The agency reported that the country exported goods worth US$19 billion in January, dropping by 15.8% from a year earlier while it spent US$19.1 billion on imports, down 14.4%.
The domestic sector reported an estimated trade deficit of US$2.4 billion while the foreign direct investment (FDI) sector posted a trade surplus of roughly US$2.3 billion.
The former’s exports were down 11.4% from a year ago to US$6.31 billion this month while FDI firms generated US$12.69 billion worth of outbound shipments, down 15.7%.
According to Dau Tu newspaper, import and export activities usually feel the impact of long holidays, especially the Lunar New Year that always sees a sharp rise in consumer goods imports, leading to a trade deficit.
A number of Vietnamese exports which witnessed year-on-year increases included electronics, computers and components (US$2.6 billion, up 5.6%), and timber and wooden products (US$1 billion, up 1.4%).
Meanwhile, the exports of textiles and garments dropped by 21% to US$2.6 billion, phones and their parts also worth US$2.6 billion, down 22.4%; and footwear worth US$1.6 billion, down 9.7%.
Importers spent around US$3.7 billion on electronics, computers and their parts, down 8.5% against the previous year; US$3.2 billion on machinery, equipment and components, down 6.8%; and US$1.1 billion on phones and parts, down 9.5%.

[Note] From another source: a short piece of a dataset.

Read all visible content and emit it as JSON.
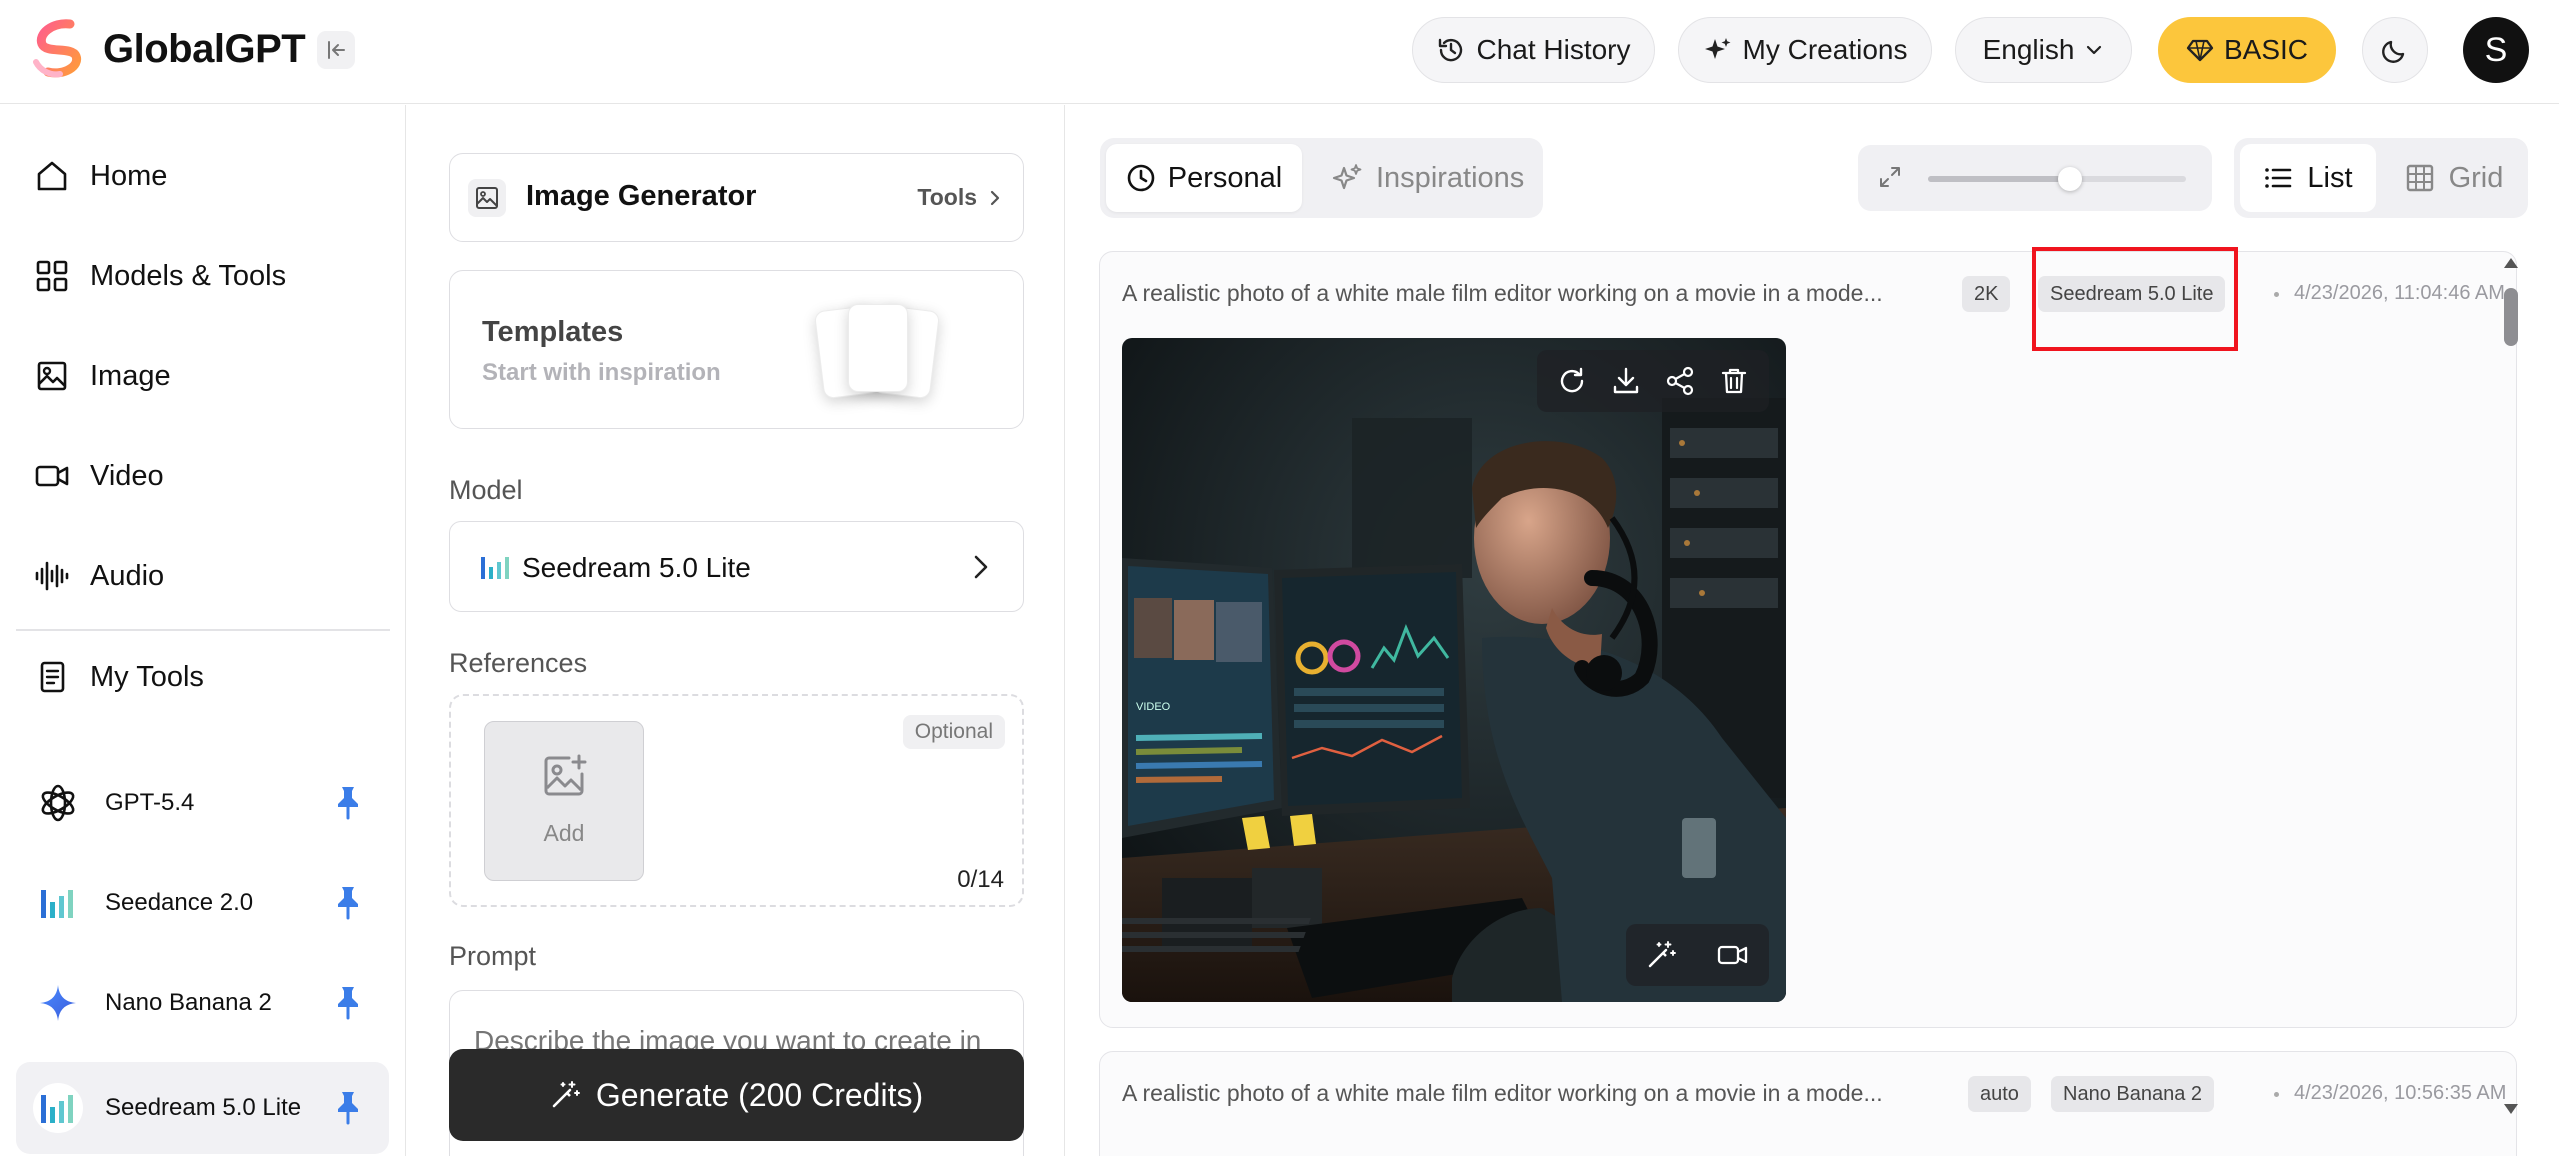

In January, the United States remained Vietnam’s largest export market, spending US$4.8 billion on Vietnamese goods, marking a year-on-year drop of 7.6%. Following were China with US$3.7 billion, up 32.8%, and the European Union with US$2.6 billion, down 30.8%.

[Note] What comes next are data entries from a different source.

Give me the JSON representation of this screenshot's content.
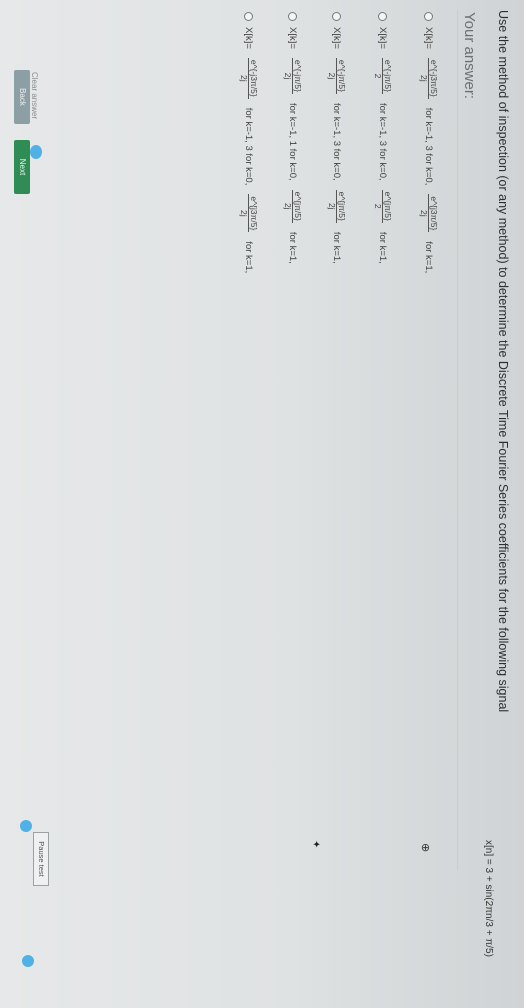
{
  "question": "Use the method of inspection (or any method) to determine the Discrete Time Fourier Series coefficients for the following signal",
  "signal": "x[n] = 3 + sin(2πn/3 + π/5)",
  "your_answer": "Your answer:",
  "options": [
    {
      "lhs": "X[k]=",
      "t1_num": "e^{-j3π/5}",
      "t1_den": "2j",
      "t1_text": "for k=-1, 3 for k=0,",
      "t2_num": "e^{j3π/5}",
      "t2_den": "2j",
      "t2_text": "for k=1,"
    },
    {
      "lhs": "X[k]=",
      "t1_num": "e^{-jπ/5}",
      "t1_den": "2",
      "t1_text": "for k=-1, 3 for k=0,",
      "t2_num": "e^{jπ/5}",
      "t2_den": "2",
      "t2_text": "for k=1,"
    },
    {
      "lhs": "X[k]=",
      "t1_num": "e^{-jπ/5}",
      "t1_den": "2j",
      "t1_text": "for k=-1, 3 for k=0,",
      "t2_num": "e^{jπ/5}",
      "t2_den": "2j",
      "t2_text": "for k=1,"
    },
    {
      "lhs": "X[k]=",
      "t1_num": "e^{-jπ/5}",
      "t1_den": "2j",
      "t1_text": "for k=-1, 1 for k=0,",
      "t2_num": "e^{jπ/5}",
      "t2_den": "2j",
      "t2_text": "for k=1,"
    },
    {
      "lhs": "X[k]=",
      "t1_num": "e^{-j3π/5}",
      "t1_den": "2j",
      "t1_text": "for k=-1, 3 for k=0,",
      "t2_num": "e^{j3π/5}",
      "t2_den": "2j",
      "t2_text": "for k=1,"
    }
  ],
  "clear_answer": "Clear answer",
  "back_label": "Back",
  "next_label": "Next",
  "pause_label": "Pause test",
  "colors": {
    "next_button": "#2f8c55",
    "back_button": "#8c9fa4",
    "focus_dot": "#4fb1e6"
  }
}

In contrast, China was the largest supplier of the Southeast Asian nation as it sold some US$6.2 billion worth of goods to Vietnam, down 7.1% from a year ago.
The republic of Korea came next with shipments to Vietnam worth US$3.2 billion, followed by the Association of Southeast Asian nations with a combined value of US$2.4 billion, down 22.8% and 10.8%, respectively.